## Rosy95 Group Title Please check my answer (PreCal) one year ago one year ago

1. Rosy95

Solve csc x + 2 = 0 for 0 < x < 2pi. I think it is 7pi/6 and 11pi/6

2. campbell_st

so you have csc(x) = -2 so sin(x) = -1/2 this is 3rd and 4th quadrants so pi + pi/6 = 7pi/6 (3rd quadrant) 2pi - pi/6 = 11pi/6 (4th Quadrant) so you solution looks great... well done

3. Rosy95

Thanks. Can you help with this one though, I am confused.
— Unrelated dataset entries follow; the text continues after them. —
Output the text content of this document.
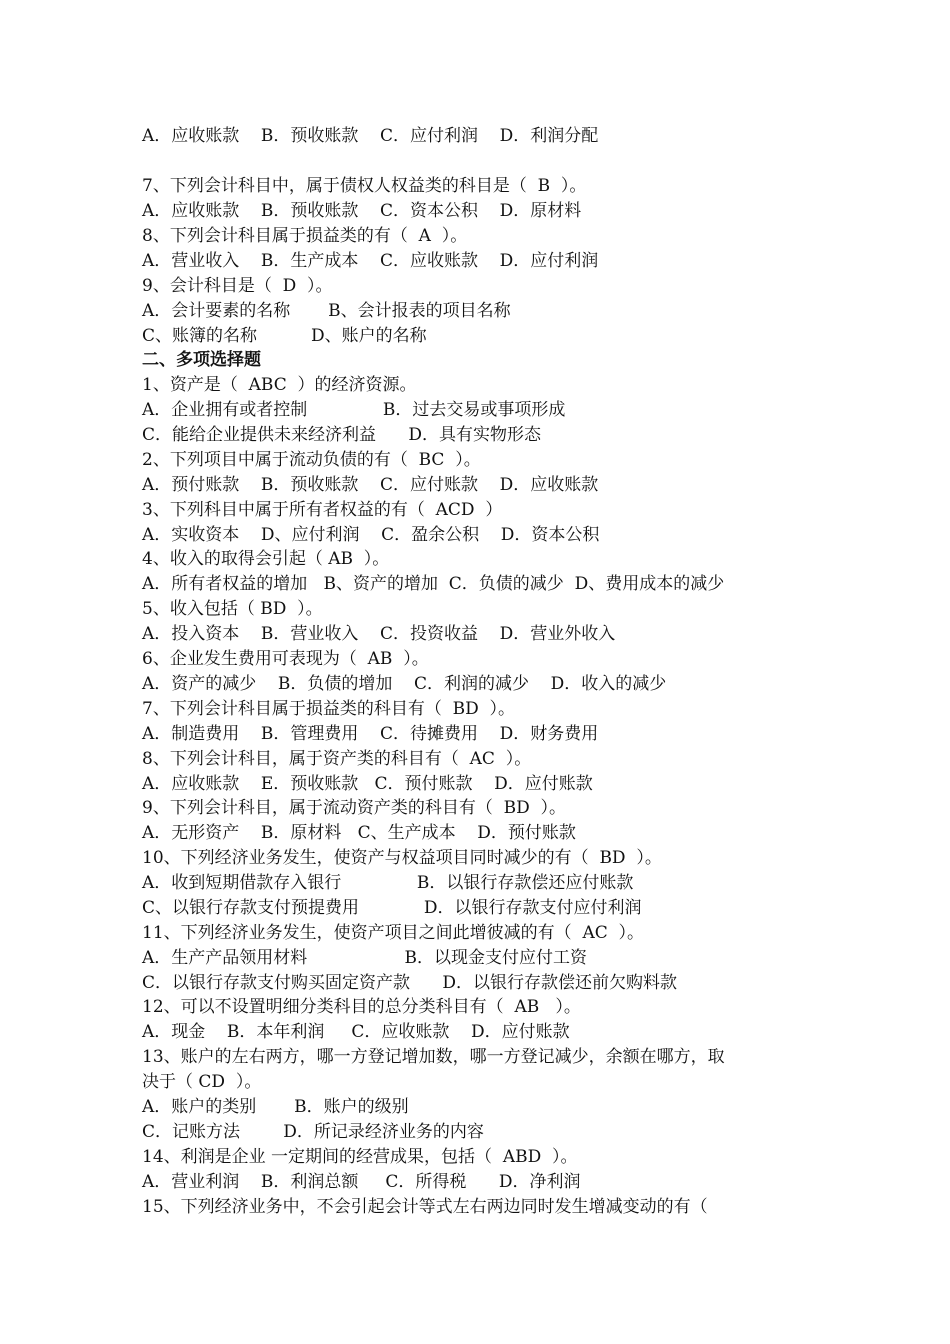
A．应收账款    B．预收账款    C．应付利润    D．利润分配
7、下列会计科目中，属于债权人权益类的科目是（  B  ）。
A．应收账款    B．预收账款    C．资本公积    D．原材料
8、下列会计科目属于损益类的有（  A  ）。
A．营业收入    B．生产成本    C．应收账款    D．应付利润
9、会计科目是（  D  ）。
A．会计要素的名称       B、会计报表的项目名称
C、账簿的名称          D、账户的名称
二、多项选择题
1、资产是（  ABC  ）的经济资源。
A．企业拥有或者控制              B．过去交易或事项形成
C．能给企业提供未来经济利益      D．具有实物形态
2、下列项目中属于流动负债的有（  BC  ）。
A．预付账款    B．预收账款    C．应付账款    D．应收账款
3、下列科目中属于所有者权益的有（  ACD  ）
A．实收资本    D、应付利润    C．盈余公积    D．资本公积
4、收入的取得会引起（ AB  ）。
A．所有者权益的增加   B、资产的增加  C．负债的减少  D、费用成本的减少
5、收入包括（ BD  ）。
A．投入资本    B．营业收入    C．投资收益    D．营业外收入
6、企业发生费用可表现为（  AB  ）。
A．资产的减少    B．负债的增加    C．利润的减少    D．收入的减少
7、下列会计科目属于损益类的科目有（  BD  ）。
A．制造费用    B．管理费用    C．待摊费用    D．财务费用
8、下列会计科目，属于资产类的科目有（  AC  ）。
A．应收账款    E．预收账款   C．预付账款    D．应付账款
9、下列会计科目，属于流动资产类的科目有（  BD  ）。
A．无形资产    B．原材料   C、生产成本    D．预付账款
10、下列经济业务发生，使资产与权益项目同时减少的有（  BD  ）。
A．收到短期借款存入银行              B．以银行存款偿还应付账款
C、以银行存款支付预提费用            D．以银行存款支付应付利润
11、下列经济业务发生，使资产项目之间此增彼减的有（  AC  ）。
A．生产产品领用材料                  B．以现金支付应付工资
C．以银行存款支付购买固定资产款      D．以银行存款偿还前欠购料款
12、可以不设置明细分类科目的总分类科目有（  AB   ）。
A．现金    B．本年利润     C．应收账款    D．应付账款
13、账户的左右两方，哪一方登记增加数，哪一方登记减少，余额在哪方，取
决于（ CD  ）。
A．账户的类别       B．账户的级别
C．记账方法        D．所记录经济业务的内容
14、利润是企业 一定期间的经营成果，包括（  ABD  ）。
A．营业利润    B．利润总额     C．所得税      D．净利润
15、下列经济业务中，不会引起会计等式左右两边同时发生增减变动的有（
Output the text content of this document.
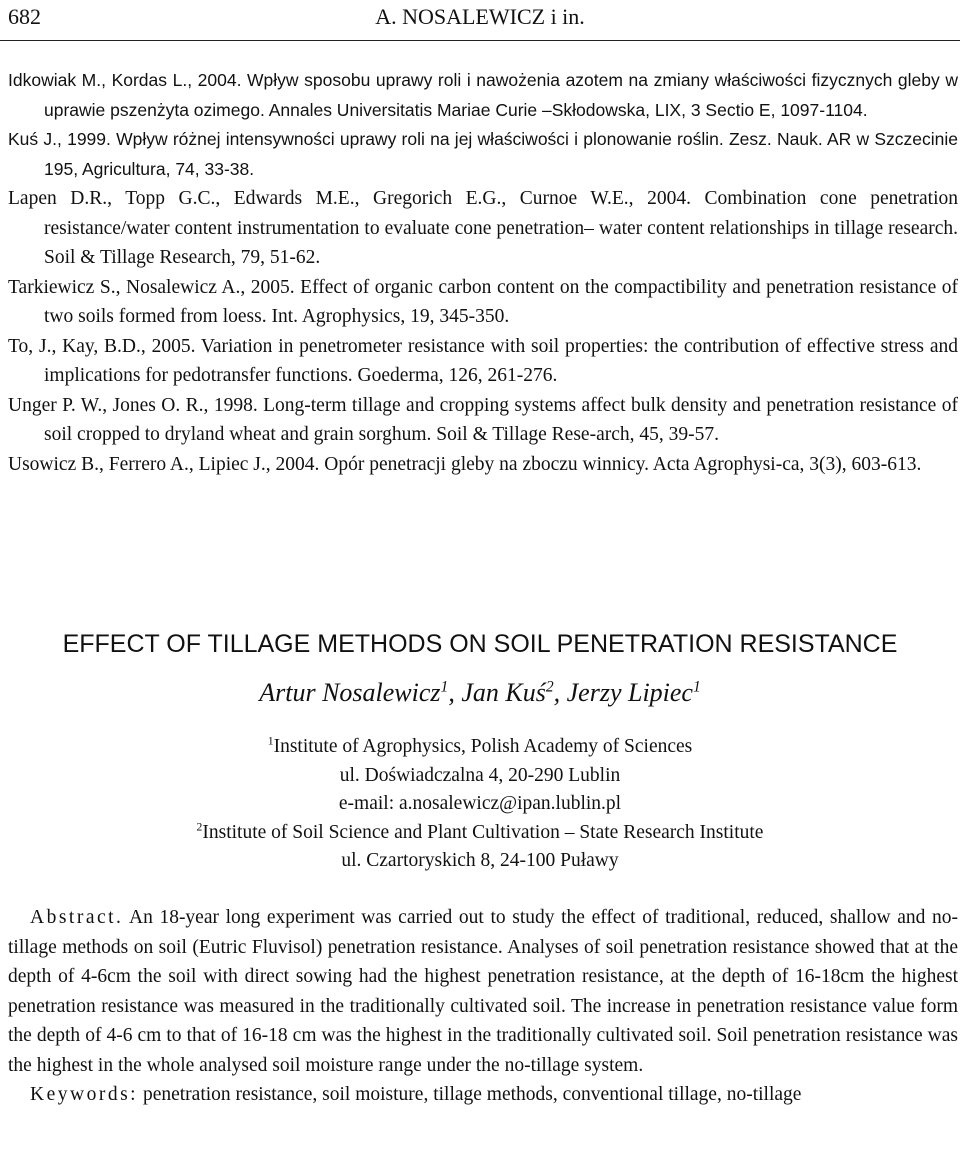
682	A. NOSALEWICZ i in.
Idkowiak M., Kordas L., 2004. Wpływ sposobu uprawy roli i nawożenia azotem na zmiany właściwości fizycznych gleby w uprawie pszenżyta ozimego. Annales Universitatis Mariae Curie –Skłodowska, LIX, 3 Sectio E, 1097-1104.
Kuś J., 1999. Wpływ różnej intensywności uprawy roli na jej właściwości i plonowanie roślin. Zesz. Nauk. AR w Szczecinie 195, Agricultura, 74, 33-38.
Lapen D.R., Topp G.C., Edwards M.E., Gregorich E.G., Curnoe W.E., 2004. Combination cone penetration resistance/water content instrumentation to evaluate cone penetration– water content relationships in tillage research. Soil & Tillage Research, 79, 51-62.
Tarkiewicz S., Nosalewicz A., 2005. Effect of organic carbon content on the compactibility and penetration resistance of two soils formed from loess. Int. Agrophysics, 19, 345-350.
To, J., Kay, B.D., 2005. Variation in penetrometer resistance with soil properties: the contribution of effective stress and implications for pedotransfer functions. Goederma, 126, 261-276.
Unger P. W., Jones O. R., 1998. Long-term tillage and cropping systems affect bulk density and penetration resistance of soil cropped to dryland wheat and grain sorghum. Soil & Tillage Rese-arch, 45, 39-57.
Usowicz B., Ferrero A., Lipiec J., 2004. Opór penetracji gleby na zboczu winnicy. Acta Agrophysi-ca, 3(3), 603-613.
EFFECT OF TILLAGE METHODS ON SOIL PENETRATION RESISTANCE
Artur Nosalewicz$^1$, Jan Kuś$^2$, Jerzy Lipiec$^1$
$^1$Institute of Agrophysics, Polish Academy of Sciences
ul. Doświadczalna 4, 20-290 Lublin
e-mail: a.nosalewicz@ipan.lublin.pl
$^2$Institute of Soil Science and Plant Cultivation – State Research Institute
ul. Czartoryskich 8, 24-100 Puławy

Abstract. An 18-year long experiment was carried out to study the effect of traditional, reduced, shallow and no-tillage methods on soil (Eutric Fluvisol) penetration resistance. Analyses of soil penetration resistance showed that at the depth of 4-6cm the soil with direct sowing had the highest penetration resistance, at the depth of 16-18cm the highest penetration resistance was measured in the traditionally cultivated soil. The increase in penetration resistance value form the depth of 4-6 cm to that of 16-18 cm was the highest in the traditionally cultivated soil. Soil penetration resistance was the highest in the whole analysed soil moisture range under the no-tillage system.

Keywords: penetration resistance, soil moisture, tillage methods, conventional tillage, no-tillage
Solve 2 sin x + sqrt(3) < 0 for 0 x < 2.

4. campbell_st

ok... so you will start with $2\sin(x) < -\sqrt{3}$ so $\sin(x) < - \frac{\sqrt{3}}{2}$ so aren't there 2 inequaitites to this in the 3rd quadrant $\pi < x < \frac{4\pi}{3}$ and the 4th quadrant $\frac{5\pi}{3} < x < 2\pi$ tough question, I not really confident on the solutions...

5. Rosy95

The answer choices are $\frac{ 4\pi }{3 } < x < \frac{ 5\pi }{ 3 }$ $\frac{ 2\pi }{3 } < x < \frac{ 4\pi }{ 3 }$ $\frac{ 7\pi }{6 } < x < \frac{ 11\pi }{ 6 }$ $\frac{ 5\pi }{6 } < x < \frac{ 7\pi }{ 6 }$

6. Rosy95

so it would be a?

7. campbell_st

that would be my best guess... but its only a guess...

8. Rosy95

Thank you!